Trento conclui a questão, conferindo igual valor, reverência e respeito às duas vias de transmissão do único Evangelho, fonte de toda salvação e fundamento de todo modo de conduta do homem novo, em Cristo. A Escritura e a Tradição, constituída pelas tradições recebidas do próprio Cristo ou da inspiração do Paráclito, são vistas como dois canais de transmissão da Boa-Nova, a única fonte da revelação.

Esse posicionamento tridentino parece muito formal e de pura defesa da posição e atuação católica. Porém, no fundo dessa problemática, devemos identificar uma questão muito superior à mera defesa. Nas entrelinhas, Trento afirma que o Evangelho, em sua atestação primigênia, foi confiado a uma comunidade viva de fé. E a separação entre a expressão escrita e a expressão oral e viva do Evangelho seria uma aberração, visto que todo escrito deve ser interpretado no seio da comunidade onde é gerado e nasce. Romper essa unidade seria o mesmo que trair a verdade fundamental intrínseca ao próprio Evangelho.

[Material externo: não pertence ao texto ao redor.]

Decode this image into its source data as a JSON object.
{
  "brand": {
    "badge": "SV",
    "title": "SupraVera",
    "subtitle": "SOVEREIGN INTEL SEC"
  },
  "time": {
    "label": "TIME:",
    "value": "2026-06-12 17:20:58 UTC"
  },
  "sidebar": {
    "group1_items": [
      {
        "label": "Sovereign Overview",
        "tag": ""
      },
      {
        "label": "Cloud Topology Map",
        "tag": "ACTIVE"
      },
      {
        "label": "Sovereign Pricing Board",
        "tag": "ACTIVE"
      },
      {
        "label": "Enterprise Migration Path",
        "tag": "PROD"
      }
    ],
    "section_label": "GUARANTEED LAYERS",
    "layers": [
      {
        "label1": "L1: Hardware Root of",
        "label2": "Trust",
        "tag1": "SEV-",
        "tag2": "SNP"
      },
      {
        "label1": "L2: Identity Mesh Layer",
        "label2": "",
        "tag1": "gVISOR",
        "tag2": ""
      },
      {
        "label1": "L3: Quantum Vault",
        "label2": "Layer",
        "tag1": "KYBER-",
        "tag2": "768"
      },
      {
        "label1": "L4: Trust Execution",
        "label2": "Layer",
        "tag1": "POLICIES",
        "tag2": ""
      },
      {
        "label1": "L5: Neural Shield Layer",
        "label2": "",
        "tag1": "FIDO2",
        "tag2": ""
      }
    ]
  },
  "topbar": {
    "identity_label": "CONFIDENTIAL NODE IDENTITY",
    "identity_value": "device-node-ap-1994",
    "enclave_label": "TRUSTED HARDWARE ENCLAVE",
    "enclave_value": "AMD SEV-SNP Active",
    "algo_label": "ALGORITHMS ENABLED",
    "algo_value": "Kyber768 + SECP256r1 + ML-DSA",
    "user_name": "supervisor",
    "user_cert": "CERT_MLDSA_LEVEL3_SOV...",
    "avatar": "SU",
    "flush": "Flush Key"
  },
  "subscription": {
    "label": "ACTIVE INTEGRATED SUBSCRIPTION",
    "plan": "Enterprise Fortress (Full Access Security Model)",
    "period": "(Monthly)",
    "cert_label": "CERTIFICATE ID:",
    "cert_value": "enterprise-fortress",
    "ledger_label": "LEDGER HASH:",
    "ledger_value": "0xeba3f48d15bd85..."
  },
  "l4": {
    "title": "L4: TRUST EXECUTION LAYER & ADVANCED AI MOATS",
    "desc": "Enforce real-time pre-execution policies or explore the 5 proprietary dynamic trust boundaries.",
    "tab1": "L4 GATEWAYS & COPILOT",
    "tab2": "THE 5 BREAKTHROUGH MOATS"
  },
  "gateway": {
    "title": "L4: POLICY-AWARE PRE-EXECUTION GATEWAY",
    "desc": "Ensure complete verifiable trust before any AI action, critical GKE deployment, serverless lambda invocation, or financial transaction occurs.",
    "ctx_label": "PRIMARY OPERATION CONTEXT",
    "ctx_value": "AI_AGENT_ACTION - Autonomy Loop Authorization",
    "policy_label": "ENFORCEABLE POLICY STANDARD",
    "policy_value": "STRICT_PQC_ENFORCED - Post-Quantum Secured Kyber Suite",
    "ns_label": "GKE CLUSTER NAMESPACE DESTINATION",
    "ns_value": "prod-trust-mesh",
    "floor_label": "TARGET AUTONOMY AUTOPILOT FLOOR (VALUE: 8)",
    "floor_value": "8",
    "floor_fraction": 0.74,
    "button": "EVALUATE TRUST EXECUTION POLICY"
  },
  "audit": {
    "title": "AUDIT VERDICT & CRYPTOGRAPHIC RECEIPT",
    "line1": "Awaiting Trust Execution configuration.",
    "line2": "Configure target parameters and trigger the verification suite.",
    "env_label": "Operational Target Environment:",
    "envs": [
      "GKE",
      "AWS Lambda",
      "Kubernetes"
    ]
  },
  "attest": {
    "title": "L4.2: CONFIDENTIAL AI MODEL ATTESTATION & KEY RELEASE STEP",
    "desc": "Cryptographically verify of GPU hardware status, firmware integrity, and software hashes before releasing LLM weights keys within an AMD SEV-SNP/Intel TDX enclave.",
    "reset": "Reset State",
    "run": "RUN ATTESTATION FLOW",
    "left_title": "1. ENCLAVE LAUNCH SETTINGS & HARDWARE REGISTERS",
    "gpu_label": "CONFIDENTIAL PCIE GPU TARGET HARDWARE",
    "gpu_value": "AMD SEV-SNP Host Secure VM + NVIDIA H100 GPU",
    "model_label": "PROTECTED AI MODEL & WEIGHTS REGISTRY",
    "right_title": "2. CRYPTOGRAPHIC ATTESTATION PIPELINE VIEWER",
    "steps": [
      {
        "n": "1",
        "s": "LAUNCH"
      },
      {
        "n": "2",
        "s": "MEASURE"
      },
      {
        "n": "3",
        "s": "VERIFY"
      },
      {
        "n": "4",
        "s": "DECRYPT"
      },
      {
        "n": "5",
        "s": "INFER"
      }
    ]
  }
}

Os posicionamentos posteriores a Trento não foram os mesmos registrados no decreto de 1546. Na mente da maioria dos Padres e, depois, na reflexão teológica e nos ensinamentos catequéticos, o conceito que vigorou foi o das duas fontes da verdade evangélica e não o das duas vias de sua transmissão. Isso ainda era comum no século XX e se tornou bem explícito no início das discussões do Concílio Vaticano II acerca do documento sobre a divina revelação.

2 O salto à frente no Concílio Vaticano II

O Concílio Vaticano II (1962-1965) ainda se ressente do drástico conflito das duas fontes. Mas, mais uma vez, também nesse concílio prevalece o bom senso e o equilíbrio. A Constituição Dogmática Dei Verbum, promulgada em 18 de novembro de 1965, é resultado de longa discussão, que durou praticamente todo o tempo do Concílio (LATOURELLE, 1985, p. 366-368; ARENAS, 1995, p. 174-177). O esquema De fontibus revelationis, preparado anteriormente pela Comissão Teológica, apresentado e discutido em novembro de 1962, foi rejeitado pela maioria conciliar. Numa votação exploratória em vista do prosseguimento dos debates, a maioria pediu que esse esquema fosse retirado. Como não se chegou à maioria de 2/3 para isso, o papa João XXIII ordenou a retirada do texto e a formação de uma comissão mista para sua reelaboração, na qual se incluíssem elementos que vinham sendo debatidos no Secretariado para a União dos Cristãos. Os debates realizados ao redor do tema da revelação produziram mudanças profundas e substanciais, que mostram uma mudança de rumo do próprio Concílio e não apenas desse documento. Um dos motivos de discussão foi precisamente o tema polêmico das duas fontes. Estava em jogo uma nova visão do fenômeno da tradição, que se tinha anunciado no século anterior: mais que de tradição material importava a ideia de um processo de tradição. Essa ideia de uma tradição como realidade viva, além de superar de vez a teoria das duas fontes, servia para colaborar com o diálogo ecumênico, um tema que atravessava toda a assembleia conciliar.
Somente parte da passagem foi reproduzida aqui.